Morena tampoco gobierna bien a nivel estatal. Los gobernadores de Morena, en promedio, suelen tener peores evaluaciones que los opositores. Y suelen, también, tener peores calificaciones en cuanto a mejoras en servicios públicos.
A ello hay que agregar un problema estructural: a pesar de contar con enormes recursos y popularidad, Morena no ha logrado crear una clase política propia. El 28% de sus legisladores son chapulines, políticos que vienen de otros partidos, sobre todo del PRI. Si a ello se suman los legisladores del Verde y del PT, que por definición pertenecen a fuerzas distintas, los morenistas de cepa apenas controlan el 36% del congreso.

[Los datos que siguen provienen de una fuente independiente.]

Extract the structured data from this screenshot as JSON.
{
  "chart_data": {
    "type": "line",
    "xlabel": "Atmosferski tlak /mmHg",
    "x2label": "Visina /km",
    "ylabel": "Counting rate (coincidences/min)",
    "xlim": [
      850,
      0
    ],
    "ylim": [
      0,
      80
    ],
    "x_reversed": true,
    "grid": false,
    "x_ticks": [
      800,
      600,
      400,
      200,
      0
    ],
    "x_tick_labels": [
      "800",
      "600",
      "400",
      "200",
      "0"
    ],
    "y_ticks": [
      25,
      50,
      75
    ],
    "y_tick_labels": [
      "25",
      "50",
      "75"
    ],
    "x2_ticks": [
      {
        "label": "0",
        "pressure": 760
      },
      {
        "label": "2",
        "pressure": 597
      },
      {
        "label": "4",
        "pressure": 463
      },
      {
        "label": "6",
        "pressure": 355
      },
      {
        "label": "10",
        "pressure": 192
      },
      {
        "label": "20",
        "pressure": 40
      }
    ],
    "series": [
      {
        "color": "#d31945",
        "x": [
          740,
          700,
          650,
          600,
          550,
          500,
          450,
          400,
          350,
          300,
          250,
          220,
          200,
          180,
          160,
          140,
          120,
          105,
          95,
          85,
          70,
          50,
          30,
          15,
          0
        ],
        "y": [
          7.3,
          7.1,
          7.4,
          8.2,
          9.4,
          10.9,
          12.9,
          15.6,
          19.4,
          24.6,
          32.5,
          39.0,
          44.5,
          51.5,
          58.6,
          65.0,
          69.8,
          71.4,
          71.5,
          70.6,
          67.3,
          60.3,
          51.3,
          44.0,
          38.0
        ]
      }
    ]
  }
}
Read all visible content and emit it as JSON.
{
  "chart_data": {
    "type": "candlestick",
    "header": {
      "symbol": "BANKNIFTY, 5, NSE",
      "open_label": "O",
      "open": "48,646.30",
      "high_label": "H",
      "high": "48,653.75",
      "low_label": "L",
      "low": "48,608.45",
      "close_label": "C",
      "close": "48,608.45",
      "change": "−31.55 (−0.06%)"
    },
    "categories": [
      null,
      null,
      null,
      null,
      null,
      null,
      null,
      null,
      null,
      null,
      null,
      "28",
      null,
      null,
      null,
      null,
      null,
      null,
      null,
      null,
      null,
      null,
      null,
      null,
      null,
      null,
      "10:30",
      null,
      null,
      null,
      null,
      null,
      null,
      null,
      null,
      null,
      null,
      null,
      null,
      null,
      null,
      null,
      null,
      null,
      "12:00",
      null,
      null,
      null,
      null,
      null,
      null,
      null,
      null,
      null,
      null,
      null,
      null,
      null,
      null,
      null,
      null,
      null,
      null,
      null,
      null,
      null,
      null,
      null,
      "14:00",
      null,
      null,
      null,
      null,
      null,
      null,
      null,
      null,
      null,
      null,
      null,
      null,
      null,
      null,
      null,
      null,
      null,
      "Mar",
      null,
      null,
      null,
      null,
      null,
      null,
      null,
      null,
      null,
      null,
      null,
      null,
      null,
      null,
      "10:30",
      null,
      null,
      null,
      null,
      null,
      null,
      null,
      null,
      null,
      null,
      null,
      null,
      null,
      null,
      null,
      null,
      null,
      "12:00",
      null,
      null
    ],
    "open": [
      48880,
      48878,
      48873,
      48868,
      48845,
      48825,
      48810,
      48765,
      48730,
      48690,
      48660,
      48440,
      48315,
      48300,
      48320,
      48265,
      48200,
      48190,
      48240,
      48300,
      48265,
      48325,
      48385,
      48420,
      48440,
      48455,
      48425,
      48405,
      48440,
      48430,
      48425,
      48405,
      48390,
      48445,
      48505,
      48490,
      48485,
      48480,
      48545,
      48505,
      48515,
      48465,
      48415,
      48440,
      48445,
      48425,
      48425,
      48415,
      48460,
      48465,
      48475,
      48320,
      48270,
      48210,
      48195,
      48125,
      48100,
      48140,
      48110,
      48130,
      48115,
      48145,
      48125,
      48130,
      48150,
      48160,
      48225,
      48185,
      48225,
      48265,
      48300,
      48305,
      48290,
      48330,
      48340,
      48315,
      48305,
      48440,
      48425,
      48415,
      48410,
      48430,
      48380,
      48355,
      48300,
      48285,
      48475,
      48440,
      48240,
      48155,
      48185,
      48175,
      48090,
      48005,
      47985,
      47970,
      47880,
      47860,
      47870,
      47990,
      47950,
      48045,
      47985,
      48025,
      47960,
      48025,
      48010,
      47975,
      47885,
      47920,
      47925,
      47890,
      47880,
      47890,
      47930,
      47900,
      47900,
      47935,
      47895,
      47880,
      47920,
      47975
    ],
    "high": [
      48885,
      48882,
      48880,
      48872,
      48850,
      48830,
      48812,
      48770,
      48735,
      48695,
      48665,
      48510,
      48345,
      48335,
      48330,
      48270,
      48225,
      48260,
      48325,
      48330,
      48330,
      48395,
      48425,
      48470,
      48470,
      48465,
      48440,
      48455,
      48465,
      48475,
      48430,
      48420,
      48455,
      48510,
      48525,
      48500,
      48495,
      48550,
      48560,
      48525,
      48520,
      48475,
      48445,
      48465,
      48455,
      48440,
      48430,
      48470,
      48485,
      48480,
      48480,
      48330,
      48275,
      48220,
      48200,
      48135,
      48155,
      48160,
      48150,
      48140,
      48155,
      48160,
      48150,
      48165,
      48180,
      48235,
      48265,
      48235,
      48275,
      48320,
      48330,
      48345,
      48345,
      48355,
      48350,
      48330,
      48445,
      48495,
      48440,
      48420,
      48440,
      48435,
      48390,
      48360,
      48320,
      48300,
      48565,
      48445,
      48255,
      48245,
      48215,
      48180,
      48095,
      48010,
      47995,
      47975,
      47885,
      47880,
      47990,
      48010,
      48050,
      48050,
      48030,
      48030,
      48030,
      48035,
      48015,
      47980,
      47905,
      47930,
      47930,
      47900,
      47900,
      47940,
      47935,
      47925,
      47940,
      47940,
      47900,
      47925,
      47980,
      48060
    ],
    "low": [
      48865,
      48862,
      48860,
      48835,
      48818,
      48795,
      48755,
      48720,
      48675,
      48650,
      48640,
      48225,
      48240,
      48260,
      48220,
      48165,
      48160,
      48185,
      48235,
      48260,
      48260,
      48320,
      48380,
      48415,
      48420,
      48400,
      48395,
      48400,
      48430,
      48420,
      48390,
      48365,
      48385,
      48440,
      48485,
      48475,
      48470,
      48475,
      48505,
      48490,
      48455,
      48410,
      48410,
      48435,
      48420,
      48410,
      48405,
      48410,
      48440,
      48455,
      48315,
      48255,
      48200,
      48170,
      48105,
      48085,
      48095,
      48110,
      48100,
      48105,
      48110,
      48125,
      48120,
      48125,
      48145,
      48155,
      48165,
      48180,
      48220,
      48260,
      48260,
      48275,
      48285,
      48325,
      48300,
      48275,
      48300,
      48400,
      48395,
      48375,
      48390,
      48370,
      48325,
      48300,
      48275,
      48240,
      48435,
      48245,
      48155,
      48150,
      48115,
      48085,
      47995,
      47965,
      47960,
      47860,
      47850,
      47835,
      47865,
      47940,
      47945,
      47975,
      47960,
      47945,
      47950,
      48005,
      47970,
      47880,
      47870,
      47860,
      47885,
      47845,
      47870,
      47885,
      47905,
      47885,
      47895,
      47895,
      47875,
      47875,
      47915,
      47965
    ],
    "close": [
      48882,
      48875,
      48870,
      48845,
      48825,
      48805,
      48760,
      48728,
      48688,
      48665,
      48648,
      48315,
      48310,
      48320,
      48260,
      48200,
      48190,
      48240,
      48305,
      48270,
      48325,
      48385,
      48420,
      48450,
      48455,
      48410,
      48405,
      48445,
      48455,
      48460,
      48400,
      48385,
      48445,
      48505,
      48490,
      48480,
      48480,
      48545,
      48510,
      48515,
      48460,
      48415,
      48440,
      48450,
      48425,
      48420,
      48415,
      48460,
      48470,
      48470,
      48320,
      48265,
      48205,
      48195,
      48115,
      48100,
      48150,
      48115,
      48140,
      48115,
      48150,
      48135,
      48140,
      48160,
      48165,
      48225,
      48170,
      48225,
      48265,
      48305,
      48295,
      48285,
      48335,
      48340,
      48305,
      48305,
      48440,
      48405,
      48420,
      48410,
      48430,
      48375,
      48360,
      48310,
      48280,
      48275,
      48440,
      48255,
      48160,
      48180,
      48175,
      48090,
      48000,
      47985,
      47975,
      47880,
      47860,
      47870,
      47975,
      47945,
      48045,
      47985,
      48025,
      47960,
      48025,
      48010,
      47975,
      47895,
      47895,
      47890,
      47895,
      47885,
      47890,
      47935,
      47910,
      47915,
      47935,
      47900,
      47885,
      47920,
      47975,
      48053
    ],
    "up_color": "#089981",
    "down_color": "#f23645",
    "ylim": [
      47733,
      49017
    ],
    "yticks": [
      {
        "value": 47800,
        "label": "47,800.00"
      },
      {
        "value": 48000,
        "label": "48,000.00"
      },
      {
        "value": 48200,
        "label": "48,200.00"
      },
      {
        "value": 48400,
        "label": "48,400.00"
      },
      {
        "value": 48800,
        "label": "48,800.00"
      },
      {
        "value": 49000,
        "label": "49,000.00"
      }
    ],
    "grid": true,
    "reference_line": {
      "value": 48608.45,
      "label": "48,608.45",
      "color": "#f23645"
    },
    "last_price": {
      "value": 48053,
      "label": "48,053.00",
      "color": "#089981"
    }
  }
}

Morena gobierna con cuadros prestados y sus intentos por formar una élite esencialmente morenista no han sido particularmente exitosos. El Instituto Nacional de Formación Política de Morena, supuesto semillero de talento, ofrece cursos poco atractivos, poco actualizados y escasamente prácticos. Sus talleres se concentran en materias académicas, como el marxismo, el Estado multiétnico, la soberanía popular, y hasta vida y obra de López Obrador, pero no en lo que realmente importaría para un partido que aspira a conquistar espacios políticos nuevos, como sería formar, apadrinar e impulsar liderazgos jóvenes.
Quizá por eso Morena tampoco es, contra la intuición dominante, el partido que más crece a nivel local. Si se observan los distritos locales, una de las mejores formas de medir control territorial real, entre 2021 y 2024 Morena creció 30%, mientras que el Partido Verde triplicó los distritos bajo su control.
La expansión morenista, además, se ha desacelerado. Entre 2018 y 2023, Morena ganó en promedio cuatro gubernaturas por año. Desde 2023, apenas una por año. Las encuestas sugieren que 2027 podría ser el primer ciclo en el que Morena pierda gubernaturas frente a fuerzas opositoras.
En años recientes, Morena también se ha topado con muros que no ha logrado derribar, como Durango y Coahuila. Esto es un contraste notable con el Morena de hace unos años, que arrebataba territorios con una facilidad inédita. Tamaulipas, el Estado de México e incluso Yucatán cayeron en sus manos.
A todo esto se suman sus divisiones internas. La elección judicial las exhibió con claridad. También el rechazo a la reforma electoral de la presidenta y las recientes incursiones solitarias del Partido Verde, que hasta ahora ha declarado que irá solo, al menos parcialmente, en Colima, Ciudad de México, San Luis Potosí y Jalisco.
Todo lo anterior indica que el hambre de Morena es la reacción normal de un partido que se sabe frágil, pero que no encuentra cómo saldar sus debilidades.
Morena es una enorme fortaleza levantada a gran velocidad, pero con cimientos frágiles. Desde dentro se entiende cómo cruje, aun si por fuera, todavía, se le ve como inexpugnable.